O Telefon Gelmeseydi… Köpeğimi Kaybettiğim O İki Saatin Hikayesi
Bolu’da, göl kenarında, o mükemmel sonbahar günlerinden birindeydik.
Köpeğim Bulut, bir anlık dalgınlığımdan faydalanıp, tasmasından kurtulduğu gibi ormanın içine daldı. “İki dakika koşturur, koklanır, geri gelir,” dedim kendi kendime.
O iki dakika, hayatımın en uzun, en korkunç iki saatine dönüştü.
O an hissettiğiniz o kör çaresizliği size anlatamam.
Adını bağırıyorsunuz, sesiniz ağaçların arasında kaybolup gidiyor. Duyduğunuz her yaprak hışırtısında, kalbiniz yerinden fırlayacak gibi oluyor, “o mu?” diye dönüp bakıyorsunuz. Değil.
Dünyanız o an başınıza yıkılıyor. Aklınıza hiçbir mantıklı çözüm gelmiyor. Sadece saf, katıksız bir panik var.
Size şimdi mikroçipin ISO standartlarını, teknik detaylarını falan anlatmayacağım.
Size, o cehennem gibi geçen iki saatin sonunda, umudumu tamamen kesmişken çalan bir telefonun, o küçücük bir pirinç tanesinin bir hayatı nasıl kurtardığını anlatacağım.
Ormanın içinde deli gibi oradan oraya koştururken, aklıma aylar önce veterinerin o sıkıcı görünen konuşması geldi.

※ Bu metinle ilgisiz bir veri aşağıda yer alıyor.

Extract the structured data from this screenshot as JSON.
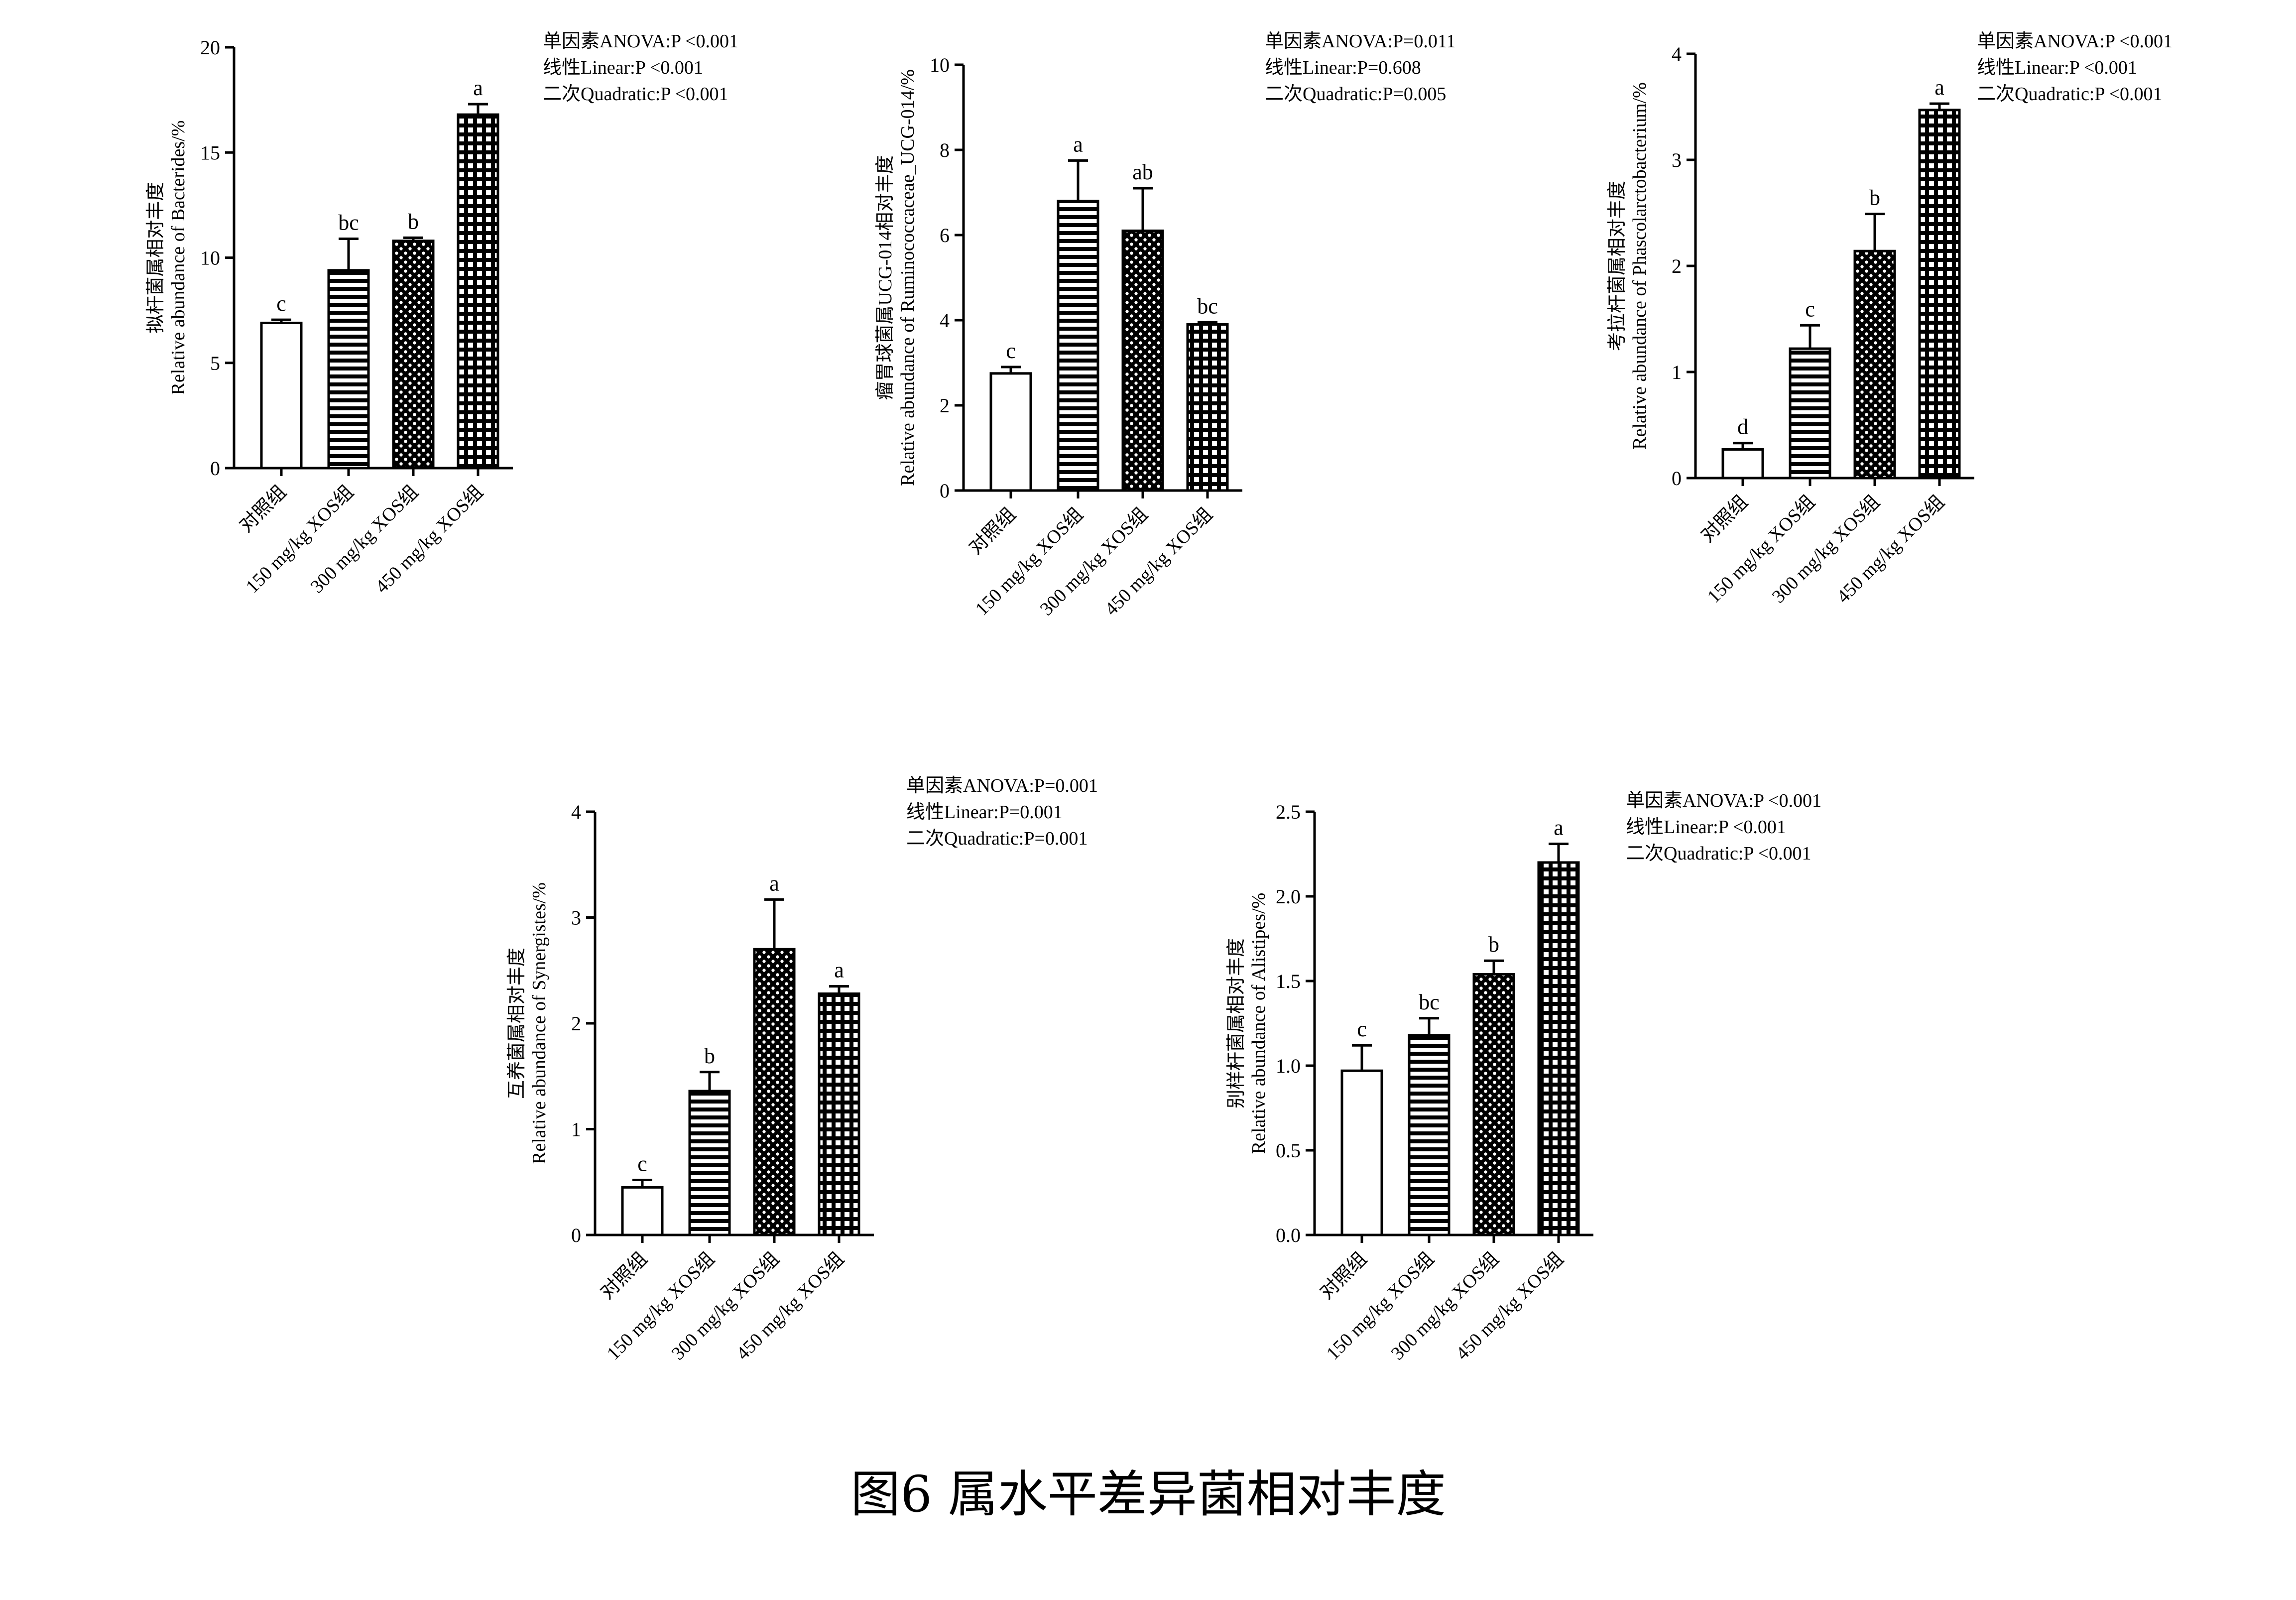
{
  "caption": "图6 属水平差异菌相对丰度",
  "categories": [
    "对照组",
    "150 mg/kg XOS组",
    "300 mg/kg XOS组",
    "450 mg/kg XOS组"
  ],
  "chart_data": [
    {
      "type": "bar",
      "ylabel_cn": "拟杆菌属相对丰度",
      "ylabel_en": "Relative abundance of Bacterides/%",
      "ylim": [
        0,
        20
      ],
      "yticks": [
        "0",
        "5",
        "10",
        "15",
        "20"
      ],
      "yticks_values": [
        0,
        5,
        10,
        15,
        20
      ],
      "values": [
        6.9,
        9.4,
        10.8,
        16.8
      ],
      "errors": [
        0.15,
        1.5,
        0.15,
        0.5
      ],
      "significance": [
        "c",
        "bc",
        "b",
        "a"
      ],
      "stats": [
        "单因素ANOVA:P <0.001",
        "线性Linear:P <0.001",
        "二次Quadratic:P <0.001"
      ]
    },
    {
      "type": "bar",
      "ylabel_cn": "瘤胃球菌属UCG-014相对丰度",
      "ylabel_en": "Relative abundance of Ruminococcaceae_UCG-014/%",
      "ylim": [
        0,
        10
      ],
      "yticks": [
        "0",
        "2",
        "4",
        "6",
        "8",
        "10"
      ],
      "yticks_values": [
        0,
        2,
        4,
        6,
        8,
        10
      ],
      "values": [
        2.75,
        6.8,
        6.1,
        3.9
      ],
      "errors": [
        0.15,
        0.95,
        1.0,
        0.05
      ],
      "significance": [
        "c",
        "a",
        "ab",
        "bc"
      ],
      "stats": [
        "单因素ANOVA:P=0.011",
        "线性Linear:P=0.608",
        "二次Quadratic:P=0.005"
      ]
    },
    {
      "type": "bar",
      "ylabel_cn": "考拉杆菌属相对丰度",
      "ylabel_en": "Relative abundance of Phascolarctobacterium/%",
      "ylim": [
        0,
        4
      ],
      "yticks": [
        "0",
        "1",
        "2",
        "3",
        "4"
      ],
      "yticks_values": [
        0,
        1,
        2,
        3,
        4
      ],
      "values": [
        0.27,
        1.22,
        2.14,
        3.47
      ],
      "errors": [
        0.06,
        0.22,
        0.35,
        0.06
      ],
      "significance": [
        "d",
        "c",
        "b",
        "a"
      ],
      "stats": [
        "单因素ANOVA:P <0.001",
        "线性Linear:P <0.001",
        "二次Quadratic:P <0.001"
      ]
    },
    {
      "type": "bar",
      "ylabel_cn": "互养菌属相对丰度",
      "ylabel_en": "Relative abundance of Synergistes/%",
      "ylim": [
        0,
        4
      ],
      "yticks": [
        "0",
        "1",
        "2",
        "3",
        "4"
      ],
      "yticks_values": [
        0,
        1,
        2,
        3,
        4
      ],
      "values": [
        0.45,
        1.36,
        2.7,
        2.28
      ],
      "errors": [
        0.07,
        0.18,
        0.47,
        0.07
      ],
      "significance": [
        "c",
        "b",
        "a",
        "a"
      ],
      "stats": [
        "单因素ANOVA:P=0.001",
        "线性Linear:P=0.001",
        "二次Quadratic:P=0.001"
      ]
    },
    {
      "type": "bar",
      "ylabel_cn": "别样杆菌属相对丰度",
      "ylabel_en": "Relative abundance of Alistipes/%",
      "ylim": [
        0,
        2.5
      ],
      "yticks": [
        "0.0",
        "0.5",
        "1.0",
        "1.5",
        "2.0",
        "2.5"
      ],
      "yticks_values": [
        0,
        0.5,
        1.0,
        1.5,
        2.0,
        2.5
      ],
      "values": [
        0.97,
        1.18,
        1.54,
        2.2
      ],
      "errors": [
        0.15,
        0.1,
        0.08,
        0.11
      ],
      "significance": [
        "c",
        "bc",
        "b",
        "a"
      ],
      "stats": [
        "单因素ANOVA:P <0.001",
        "线性Linear:P <0.001",
        "二次Quadratic:P <0.001"
      ]
    }
  ]
}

Çipi takarken, “Bakın,” demişti, “bu bir GPS değil, takip edemezsiniz. Bu, onun kaybolursa bulunmasını sağlayan kimlik kartı. Biri bulup kliniğe götürürse, biz bu aletle okuturuz ve hoop, sizin telefonunuz çalar.”
Ben de o an içimden, “aman ne gerek var, biz dikkat ederiz zaten” diye düşünmüştüm.
Ne büyük, ne affedilmez bir aptallık.
O çip, pirinç tanesi kadar bir şeymiş. Derisinin altına, kürek kemiklerinin arasına koymuştu. Bulut’un canı bile yanmamıştı.
Ama o çipin asıl olayı, çipin kendisi değilmiş. O çipe, benim güncel telefon numaramın kaydedilmesiymiş. O kayıt olmasa, o çip hiçbir işe yaramazmış. Bunu o an, o çaresizliğin içinde anladım.
İki saat sonra…
Artık sesim kısılmış, umudumu tamamen kesmiş, bir ağacın dibine çöküp ağlarken, cebimdeki telefon titredi. Yabancı bir numara.
“Merhaba,” dedi titrek bir ses. “Sizin Bulut adında, sarı renkli bir köpeğiniz mi var acaba?”
O anı, o kelimeleri, o sesi ömrümün sonuna kadar unutamam. Dünyanın en güzel, en sihirli müziği gibiydi.
Meğer bizimki, ormandan çıkıp anayola inmiş. Yoldan geçen bir aile, arabanın önüne atlamasın diye durup onu arabalarına almış.
Ne yapacaklarını bilememişler. Sonra şans eseri, yakındaki bir kasabada bir veteriner kliniği görmüşler, “belki bir çipi vardır” diye akıl etmişler.
Veteriner o küçük el aletini Bulut’un sırtında gezdirmiş. “Bip.” Ekranda uzun bir numara belirmiş. O numarayı sisteme girmiş. Ve benim adım, telefon numaram…
Yarım saat sonra Bulut’a yeniden sarılıyordum. O beni, ben onu yaladım.
O an anladım ki, o pirinç tanesi kadar çip, bir teknoloji harikası falan değil. O bir umut. O bir geri dönüş bileti.
Özellikle evinizden yüzlerce kilometre uzakta, yabancı bir yerdeyken, o çip sizin dünyayla olan tek bağlantınız.
O günden sonra iki şeyi asla aksatmıyorum.
Bir, telefon numaram veya adresim değiştiği an, ilk işim veterineri arayıp o çipin kaydını güncellemek oluyor. Güncel olmayan bir kayıt, olmayan bir çiple aynı şeydir.
İki, o çipe harcadığım para, hayatımda bir şeye verdiğim en iyi, en değerli paraydı.
Lütfen, eğer hâlâ yaptırmadıysanız, bu yazıyı okuduktan sonraki ilk işiniz veterinerinizden bir randevu almak olsun.
O küçücük pirinç tanesinin, bir gün sizin de dünyanızı kurtarmayacağını bilemezsiniz.